Some observational studies and real-life cohorts have been published on the efficacy and safety of the infliximab biosimilar in naive patients with IBD. Although not strictly necessary, there are few studies comparing efficacy and safety of the switch from infliximab original to infliximab biosimilar CT-P13 vs the maintenance of the infliximab original.

Research objectives

To compare the efficacy of infliximab biosimilar, against infliximab original, analyzing the loss of response of both at the 12 mo follow-up in patients with IBD

Research methods

An observational study of two cohorts has been conducted. One retrospective cohort that included patients with IBD treated with Infliximab original, and a prospective cohort of patients who were switching from infliximab original to infliximab biosimilar. 98 patients were included in each cohort. We had analyzed the overall efficacy and loss of efficacy in patients in remission at the end of one year after treatment with the original drug compared to the results of the year of treatment with the biosimilar. The efficacy was reported based clinical scores [Harvey-Bradshaw score (HB) ≤ 4 in patients with Crohn’s disease (CD) or partial Mayo score ≤ 2 in patients with ulcerative colitis (UC)] and biochemical test. Wilcoxon test, McNemar´s test and the Cochran Q test were used to compare the variables in both periods.

Research results

This study demonstrated the overall efficacy and the loss of overall efficacy for infliximab original and infliximab biosimilar were similar per year of treatment.

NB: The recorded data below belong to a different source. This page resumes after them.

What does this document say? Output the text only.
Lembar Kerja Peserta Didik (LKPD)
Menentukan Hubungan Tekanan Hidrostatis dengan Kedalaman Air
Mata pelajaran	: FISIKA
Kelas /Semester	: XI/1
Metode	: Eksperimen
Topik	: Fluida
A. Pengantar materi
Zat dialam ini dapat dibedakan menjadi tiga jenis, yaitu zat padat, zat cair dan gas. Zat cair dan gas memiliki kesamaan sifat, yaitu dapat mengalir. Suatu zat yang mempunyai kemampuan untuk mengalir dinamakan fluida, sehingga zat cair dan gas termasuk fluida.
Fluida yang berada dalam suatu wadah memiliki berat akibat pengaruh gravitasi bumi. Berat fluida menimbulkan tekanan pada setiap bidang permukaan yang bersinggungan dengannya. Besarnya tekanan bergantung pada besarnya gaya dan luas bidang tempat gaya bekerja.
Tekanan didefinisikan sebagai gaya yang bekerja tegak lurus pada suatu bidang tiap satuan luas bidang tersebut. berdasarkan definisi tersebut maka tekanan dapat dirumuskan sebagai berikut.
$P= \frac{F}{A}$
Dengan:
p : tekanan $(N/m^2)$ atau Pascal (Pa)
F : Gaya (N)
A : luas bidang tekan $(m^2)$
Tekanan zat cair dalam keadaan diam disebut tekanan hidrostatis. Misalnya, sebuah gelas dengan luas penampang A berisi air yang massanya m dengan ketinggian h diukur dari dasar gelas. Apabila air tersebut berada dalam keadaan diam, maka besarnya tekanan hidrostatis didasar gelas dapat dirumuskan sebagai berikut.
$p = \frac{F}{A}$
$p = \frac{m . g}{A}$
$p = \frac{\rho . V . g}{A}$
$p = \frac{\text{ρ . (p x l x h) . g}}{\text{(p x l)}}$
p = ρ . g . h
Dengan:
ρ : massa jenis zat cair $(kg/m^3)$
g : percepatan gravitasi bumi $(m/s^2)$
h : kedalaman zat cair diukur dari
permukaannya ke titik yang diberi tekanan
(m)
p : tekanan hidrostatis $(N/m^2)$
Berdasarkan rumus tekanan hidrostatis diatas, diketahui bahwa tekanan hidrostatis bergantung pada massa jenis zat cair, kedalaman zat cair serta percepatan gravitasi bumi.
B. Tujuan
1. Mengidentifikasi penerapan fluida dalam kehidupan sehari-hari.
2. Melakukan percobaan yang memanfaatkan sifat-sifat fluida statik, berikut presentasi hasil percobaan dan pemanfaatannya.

The loss of efficacy in patients who were in basal remission was 16.3% in the infliximab original vs 27.1% in the infliximab biosimilar. This 10.8% of difference in the loss of efficacy between the two groups did not show a statistical difference. No significant changes in disease activity, measured by HB in CD (P = 0.385) and Partial Mayo score in UC (P = 0.349) were observed between both groups. Significant changes in the median CRP level (95%CI) were observed between both groups (P = 0.014), nevertheless, it was always in remission (≤ 5 mg/dL). Adverse events were similar in both cohorts.

Research conclusions

Our study suggests that the overall efficacy and loss of treatment response with infliximab biosimilar (CT-P13) is similar to that observed with infliximab original in patients who were switching at the 12 mo follow-up. The high difference in the loss of efficacy shown in patients who were in basal remission with infliximab original vs infliximab biosimilar could be explained by the following: in our data we found the intervals of confidence in both groups were so high that it was impossible to obtain a statistical difference, and in other hand, nocebo is a concept that should be taken into account in our results. Many patients did not have enough confidence in the biosimilar the first year.

Research perspectives

Future prospective comparative studies with long-term follow-up are necessary to discriminate the loss of efficacy in patient who were switched to infliximab biosimilar.